Wednesday, February 17, 2010

Different high school=different preparedness for college

A perfect grade at you respective school may not be an A at another school?? This is all news to me. In the article by Katy Murphy, she talks about how high school students, although academically at bar for high school standards, "about 20% of the freshman who enter Cal State East Bay with a 4.0 GPA need at least some remediation in Math, English or both...". Mike Kirst goes on to talk about students in their first few years of college:

In America, high school course content and homework demand and pacing is detached from college. If you’re not in AP classes, it’s really quite dangerous… It’s more common than uncommon” that students feel they are prepared from their college future in high school, but realize that they were wrong.

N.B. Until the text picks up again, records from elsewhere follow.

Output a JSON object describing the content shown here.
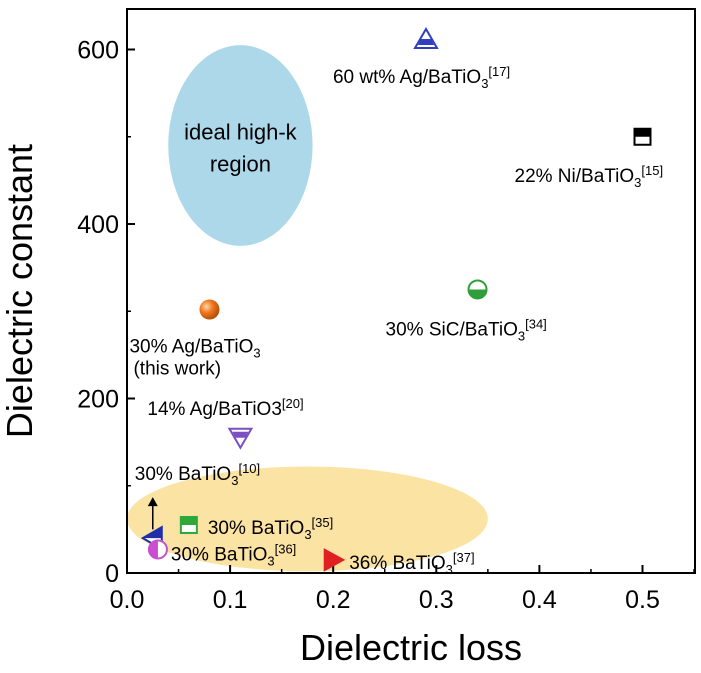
{
  "chart_data": {
    "type": "scatter",
    "xlabel": "Dielectric loss",
    "ylabel": "Dielectric constant",
    "xlim": [
      0.0,
      0.55
    ],
    "ylim": [
      0,
      650
    ],
    "xticks": [
      "0.0",
      "0.1",
      "0.2",
      "0.3",
      "0.4",
      "0.5"
    ],
    "yticks": [
      "0",
      "200",
      "400",
      "600"
    ],
    "grid": false,
    "regions": [
      {
        "label_lines": [
          "ideal high-k",
          "region"
        ],
        "color": "#add8ea",
        "center": [
          0.11,
          490
        ],
        "radius": [
          0.07,
          115
        ]
      },
      {
        "label_lines": [],
        "color": "#fbe3a4",
        "center": [
          0.175,
          62
        ],
        "radius": [
          0.175,
          60
        ]
      }
    ],
    "points": [
      {
        "x": 0.29,
        "y": 612,
        "marker": "triangle-up",
        "color": "#2f3fbf",
        "label": "60 wt% Ag/BaTiO",
        "sup": "[17]"
      },
      {
        "x": 0.5,
        "y": 500,
        "marker": "square-half",
        "color": "#000000",
        "label": "22% Ni/BaTiO",
        "sup": "[15]"
      },
      {
        "x": 0.34,
        "y": 325,
        "marker": "circle-half",
        "color": "#2e9e3a",
        "label": "30% SiC/BaTiO",
        "sup": "[34]"
      },
      {
        "x": 0.08,
        "y": 302,
        "marker": "sphere",
        "color": "#f07820",
        "label": "30% Ag/BaTiO",
        "sub3": true,
        "label2": "(this work)"
      },
      {
        "x": 0.11,
        "y": 155,
        "marker": "triangle-down",
        "color": "#7a4fc2",
        "label": "14% Ag/BaTiO3",
        "sup": "[20]"
      },
      {
        "x": 0.025,
        "y": 40,
        "marker": "triangle-left",
        "color": "#1f2fa8",
        "label": "30% BaTiO",
        "sup": "[10]"
      },
      {
        "x": 0.06,
        "y": 55,
        "marker": "square-half",
        "color": "#2ea83a",
        "label": "30% BaTiO",
        "sup": "[35]"
      },
      {
        "x": 0.03,
        "y": 27,
        "marker": "circle-half-v",
        "color": "#c94fd0",
        "label": "30% BaTiO",
        "sup": "[36]"
      },
      {
        "x": 0.2,
        "y": 15,
        "marker": "triangle-right",
        "color": "#e02020",
        "label": "36% BaTiO",
        "sup": "[37]"
      }
    ],
    "annotations": [
      {
        "type": "arrow",
        "from": [
          0.025,
          50
        ],
        "to": [
          0.025,
          87
        ]
      }
    ]
  }
}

Worell also goes to comment about how freshman and sophomore students are seeing college:



Worell has spent years working with low-income, minority students and studying
the psychology behind their college experiences. He said they often arrive on
campus and discover they have a year or two of remedial course work ahead of
them. It’s common for them to feel they don’t belong, he said, and to drop out.

How I'm interpreting this article is that now its not only what colleges we go to that will help our future, but now we have to start worrying about what high schools students are going to? because they weren't as prepared because they went to a lower rated school, "where the standards are lower"? That doesn't seem right. I thought there was a law or something that made it so that all should get equal education no matter where from or what race you are.